Pour laisser s’apaiser l’émotion causée par ses révélations, Madame et son visiteur bavardèrent encore un moment. Parler sa langue était pour la vieille princesse un pur plaisir. Quand enfin elle rendit sa liberté à Maurice, elle lui offrit à baiser une main quelque peu tachée d’encre et lui fit promettre de revenir.

- J’aurai toujours plaisir à vous voir, mon garçon ! conclut-elle familièrement. Nous boirons ensemble quelques chopes de notre bonne bière et je vous donnerai des conseils ! A propos de bière, vous soupez ce soir chez le Régent ?

- Je vais avoir en effet cet honneur… et ce plaisir !
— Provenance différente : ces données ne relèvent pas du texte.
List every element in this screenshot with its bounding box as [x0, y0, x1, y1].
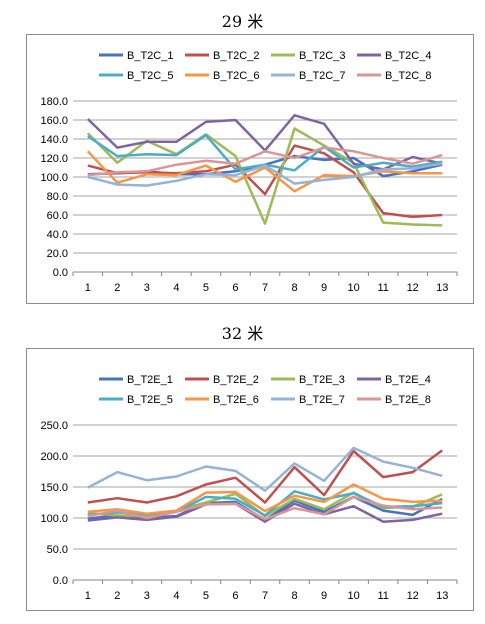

- Pour le plaisir n’y comptez pas trop ! Oh, je sais les bruits que l’on colporte sur les fêtes intimes de mon fils et de ceux de ses amis que l’on surnomme les « roués ». Bruits malheureusement exacts que je n’ai cessé de déplorer. Mais l’été dernier ma petite-fille, Mme la duchesse de Berry, est morte à vingt-quatre ans, usée par ces débauches paternelles dont elle prenait sa large part. Il y avait entre mon fils et elle une complicité, une même envie de goûter à tout, même au moins avouable ! Sa mort - horrible elle aussi ! - a brisé le prince. S’il croyait en Dieu, il y verrait un châtiment, mais ce n’est pas le cas. Cependant le plaisir n’a plus pour lui la même saveur ! Alors, n’espérez pas trop !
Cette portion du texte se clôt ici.